The Paraná dengue battle is not new, but high rates of dengue fever in the region have prompted the government to take serious, and innovative actions to tackle the disease.
Paraná is a big and important state located in southern Brazil. Its economy is the fourth strongest of the country and its population is more than 11 million people.
But lately, the state is in the spotlight due to the high numbers of people infected with dengue fever. Just from August 2015 to July 2016, the State’s Health Department has recorded over 56,000 confirmed cases, which caused a total of 61 deaths. Besides that, it is estimated that this epidemic cost R$ 330 million (about €91 million) in healthcare expenses.
Thinking about the future of the disease and the effect on the population, the Paraná Government launched a daring and pioneering program of dengue immunization.
It was the first state in all of the Americas to introduce a public and free vaccination program to fight dengue. The state has bought 500,000 doses of Dengvaxia, a dengue vaccine developed by Sanofi Pasteur, a French pharmaceutical company. The vaccine has been approved in 11 countries and endorsed by the World Health Organization.
The vaccines were distributed in the 30 most highly-epidemic municipalities. These cities concentrate 84% of the cases and 91% of the total deaths in the state. Most cities (28) are vaccinating young people between 15 to 27 years of age, while the two cities with the top dengue burden in the state (Paranaguá and Assaí) vaccinated individuals from 9 to 44 years of age. These two cities had more than 8,000 cases for every 100,000 inhabitants.
The goal was to vaccinate 80% of this population – at least 400,000 people. During the first stage of the dengue vaccine program, from August 13th to September 24th, 50% of this goal was reached: more than 200,000 Paranaenses were vaccinated. There will be two more rounds of vaccination as three doses are required.
“It was a very satisfactory experience. At first, as it was an innovative action, we had difficulty attracting the public to come and have the vaccine. It is a range of people that don’t usually deliberately attend Health Centers, especially teenagers because they are young and ‘strong’. They think this kind of disease won’t reach them, even if someone of their family already has been infected,” said João Luís Crivellaro, State Coordinator of Immunization.
According to the Coordinator, another factor making it difficult to convince people to come forward was that the program was rolled out during the winter, a non-epidemic period when the disease cases are very low. This may make people think they dengue is not a risk for them.
The Strategies behind the Paraná dengue battle
Because of these obstacles, the State Health Department had to take different and innovative actions to pursue and convince people to go and get the vaccine: “We had to go offer the vaccine to the community. If people won’t go to the Health Center, the Health Center has to come to them. We put vaccination spots in universities, schools, gyms, theaters, supermarkets. We didn’t just have health professionals vaccinating- we had experts talking, discussing and guiding people about the importance of the vaccine,” said Crivellaro.
He also highlighted the communication strategies to increase the numbers of following the campaign: “We had to innovate and speak the public’s language. We used our Facebook page and other social media, including text messages through Whatsapp, to communicate with the young public. The communication material distributed had to have a different approach as well. Besides that, we registered everyone who took the first dose and we will remember them when it’s time to take the second and third doses,” he said.

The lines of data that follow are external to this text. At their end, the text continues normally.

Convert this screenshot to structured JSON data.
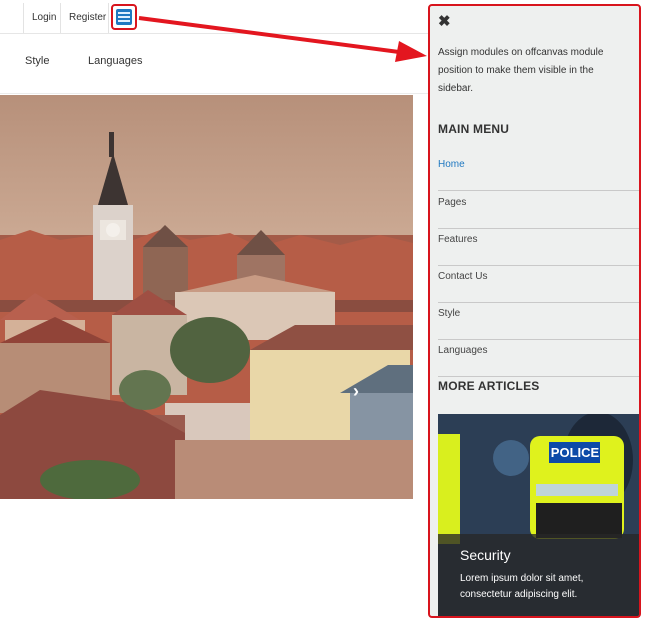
{
  "topbar": {
    "login": "Login",
    "register": "Register"
  },
  "nav": {
    "style": "Style",
    "languages": "Languages"
  },
  "sidebar": {
    "close_icon": "close-icon",
    "note": "Assign modules on offcanvas module position to make them visible in the sidebar.",
    "main_menu_title": "MAIN MENU",
    "items": [
      {
        "label": "Home"
      },
      {
        "label": "Pages",
        "expand": "+"
      },
      {
        "label": "Features",
        "expand": "+"
      },
      {
        "label": "Contact Us"
      },
      {
        "label": "Style",
        "expand": "+"
      },
      {
        "label": "Languages",
        "expand": "+"
      }
    ],
    "more_articles_title": "MORE ARTICLES",
    "article": {
      "title": "Security",
      "text": "Lorem ipsum dolor sit amet, consectetur adipiscing elit.",
      "police_sign": "POLICE"
    }
  },
  "colors": {
    "accent": "#1f78c1",
    "highlight": "#d8141d",
    "sidebar_bg": "#eef0ef"
  },
  "icons": {
    "menu": "hamburger-menu-icon",
    "next": "chevron-right-icon",
    "plus": "plus-icon"
  }
}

Another strategy used by the Health Department of Paraná was to ask for famous artists, TV presenters, influencers, and athletes born in the state to take the vaccine and reinforce the importance of it. One of them was Ágatha Rippel, beach volley silver medalist at the Rio 2016 Olympic Games and born in the city of Paranaguá.

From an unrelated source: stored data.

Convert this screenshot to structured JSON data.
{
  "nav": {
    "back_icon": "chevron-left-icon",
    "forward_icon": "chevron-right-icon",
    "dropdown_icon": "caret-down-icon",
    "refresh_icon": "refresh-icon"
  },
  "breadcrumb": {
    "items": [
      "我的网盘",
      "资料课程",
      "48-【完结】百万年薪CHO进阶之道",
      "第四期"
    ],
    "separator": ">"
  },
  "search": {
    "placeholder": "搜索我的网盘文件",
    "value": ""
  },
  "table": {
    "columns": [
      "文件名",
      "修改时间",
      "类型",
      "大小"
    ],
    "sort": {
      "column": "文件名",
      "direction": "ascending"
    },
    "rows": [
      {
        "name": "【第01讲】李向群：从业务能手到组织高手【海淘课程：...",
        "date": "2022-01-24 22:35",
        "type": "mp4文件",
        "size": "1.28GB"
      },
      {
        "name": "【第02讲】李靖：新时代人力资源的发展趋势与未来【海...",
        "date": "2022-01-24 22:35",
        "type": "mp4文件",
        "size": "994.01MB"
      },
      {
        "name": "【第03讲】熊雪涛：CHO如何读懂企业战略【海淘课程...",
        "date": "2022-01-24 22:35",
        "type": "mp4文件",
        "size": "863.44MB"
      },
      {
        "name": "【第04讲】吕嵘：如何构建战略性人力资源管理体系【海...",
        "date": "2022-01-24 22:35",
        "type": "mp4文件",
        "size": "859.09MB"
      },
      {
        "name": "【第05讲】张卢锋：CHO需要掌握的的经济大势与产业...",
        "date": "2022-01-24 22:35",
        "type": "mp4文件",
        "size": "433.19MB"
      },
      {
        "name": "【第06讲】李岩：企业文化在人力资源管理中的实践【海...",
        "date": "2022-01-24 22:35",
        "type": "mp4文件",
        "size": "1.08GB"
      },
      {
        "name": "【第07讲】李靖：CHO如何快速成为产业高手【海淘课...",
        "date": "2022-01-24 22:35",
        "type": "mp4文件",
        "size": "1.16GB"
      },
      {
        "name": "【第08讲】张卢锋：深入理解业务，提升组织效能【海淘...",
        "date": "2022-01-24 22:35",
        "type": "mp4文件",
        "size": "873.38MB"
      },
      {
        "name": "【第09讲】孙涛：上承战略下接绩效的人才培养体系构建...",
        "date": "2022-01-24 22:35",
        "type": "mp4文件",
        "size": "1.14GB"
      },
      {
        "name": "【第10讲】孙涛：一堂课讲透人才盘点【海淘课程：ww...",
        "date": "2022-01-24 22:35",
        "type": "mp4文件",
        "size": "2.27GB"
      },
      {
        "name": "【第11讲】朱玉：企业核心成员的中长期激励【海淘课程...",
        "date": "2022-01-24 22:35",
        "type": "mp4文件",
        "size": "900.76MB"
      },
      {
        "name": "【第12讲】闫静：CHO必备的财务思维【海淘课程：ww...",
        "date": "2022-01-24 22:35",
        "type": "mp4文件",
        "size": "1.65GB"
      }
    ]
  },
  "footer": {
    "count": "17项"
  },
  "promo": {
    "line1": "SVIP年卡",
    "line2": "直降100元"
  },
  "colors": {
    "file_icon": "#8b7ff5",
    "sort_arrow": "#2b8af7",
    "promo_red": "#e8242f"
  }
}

Like Ágatha, 27-year-old physics teacher Rafael Coutinho also lives in Paranaguá, one of the two cities most affected by dengue in the state. He already had dengue fever earlier this year and knows how important it is to be vaccinated. As a teacher, he approved of the government’s actions and tried to spread the importance of vaccination to his students: “Dengue really puts your body down, and I realized that a lot of people here think the mosquito won’t get them, so they just don’t take the preventive actions, even though they know everything about the disease,” he said.

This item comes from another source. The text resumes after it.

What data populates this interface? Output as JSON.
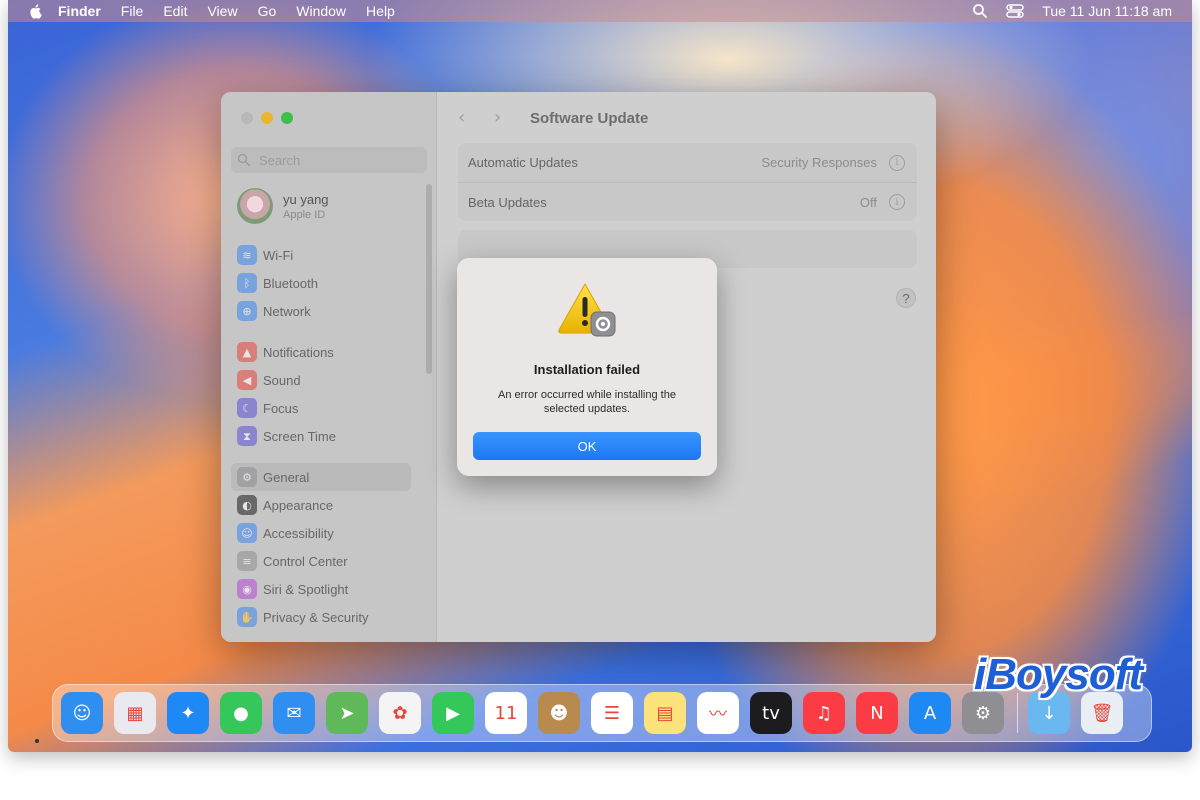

“The campaign was very positive here in Paranaguá,” said Coutinho. “I saw a lot of actions not only in the school but also in the streets and the neighborhoods of the city. A good point to highlight is that the professionals were vaccinating students during class periods, which student cooperation.”
Now the first phase is finished, Paraná Health Department wishes to see a significant decrease in dengue numbers, once more people are immunized and the viral circulation is lower. In addition to the vaccination program, the Paraná Government is still investing in preventive actions and environmental vigilance to avoid new epidemics.